Contre-enquête, film de Sidney Lumet, commentaire

  Bienvenue sur le site d'un manipulateur de mots, passionné d'écriture, de cinéma, de musique, d'ésotérisme...     

Contre-enquête,
     (Q & A),       1990, 
 
de : Sidney  Lumet, 
 
  avec : Nick Nolte, Charles S. Dutton, Armand Assante, Patrick O'Neal, Jenny Lumet, Luis Guzman, Timothy Hutton,
 
Musique : Ruben Blades


 
Mike Brennan (Nick Nolte) abat Tony Vasquez, un truand, à la sortie d'une boite de nuit et maquille le meurtre en légitime défense. Le jeune vice-Procureur Al Francis Reilly (Timothy Hutton) est chargé d'enquêter sur ce qui, pour le supérieur de Brennan, Kevin Quinn (Patrick O'Neal), doit être une formalité. Mais Reilly ne tarde pas à s'apercevoir que la réalité est peut-être différente... 
 
 Encore une fois, après "Serpico", Sidney Lumet se plonge dans la corruption policière, mais d'une manière moins "voyante", pourrait-on dire. Nous n'avons plus affaire à un flic idéaliste qui se la joue un peu folklore décalé, mais à un ex-flic devenu procureur, idéaliste lui aussi, dont la discrète abnégation se heurtera très rapidement aux réalités peu reluisantes des auto-amnisties que s'accordent de facto les diverses hiérarchies tant policières que gouvernementales ou judiciaires, afin que la solidité apparente du système perdure. Dans celui-ci, les protagonistes ne sont que des pions qui effectuent un travail en apparence indépendant, mais dont l'impact ne sera effectif que si la conclusion ne risque pas de déranger l'ordre consensuel établi. Il est symptomatique que la personnalité de Reilly, a priori le pôle central de cette histoire, représentant majeur de la Justice avec un grand "J", prenne très rapidement sa véritable place, c'est-à-dire celle d'une simple marionnette manipulée, tandis que les individualités extérieures au système, et en conflit avec lui, voient leurs influences et leurs auras décuplées.

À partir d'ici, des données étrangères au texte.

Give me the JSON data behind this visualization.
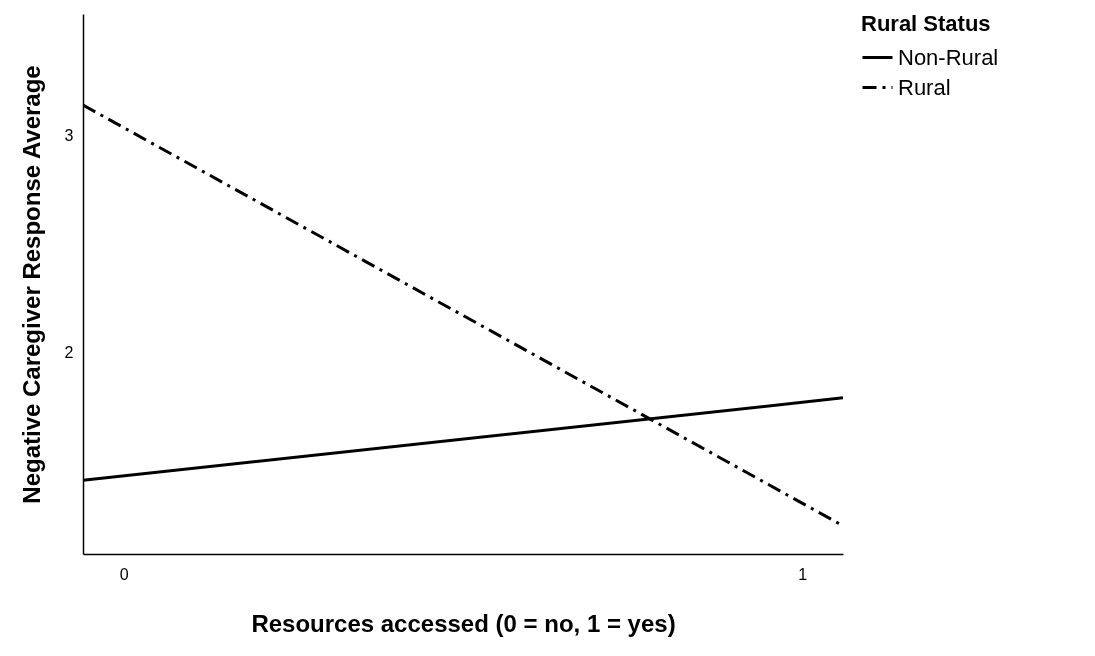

Ce sont donc Mike Brennan et Bobby Texaco (incarné par un magistral et charismatique Armand Assante), qui tiennent le haut du pavé dans cette intrigue aux ressorts et enjeux particulièrement sombres. Nick Nolte est impérial dans la peau de ce flic aux deux visages, tour à tour gouailleur et profondément mauvais, qui n'est pas sans évoquer, avec une dose d'extraversion supplémentaire, le futur flic pourri de "Training Day". 
 
 Intensément vibrant, magistralement construit, peuplé de personnages annexes dessinés avec acuité (le Porto-Ricain Valentin, le noir Chappie, l'Irlandais Quinn, l'avocat Juif Pearlstein...), l'oeuvre explore avec efficacité, fièvre et pessimisme, les souterrains d'une société où règnent, sous le masque d'un ordre respectable, la corruption, les haines raciales, les lâchetés, et dans laquelle le blanc et le noir se fondent dans un gris écoeurant. Passionnant.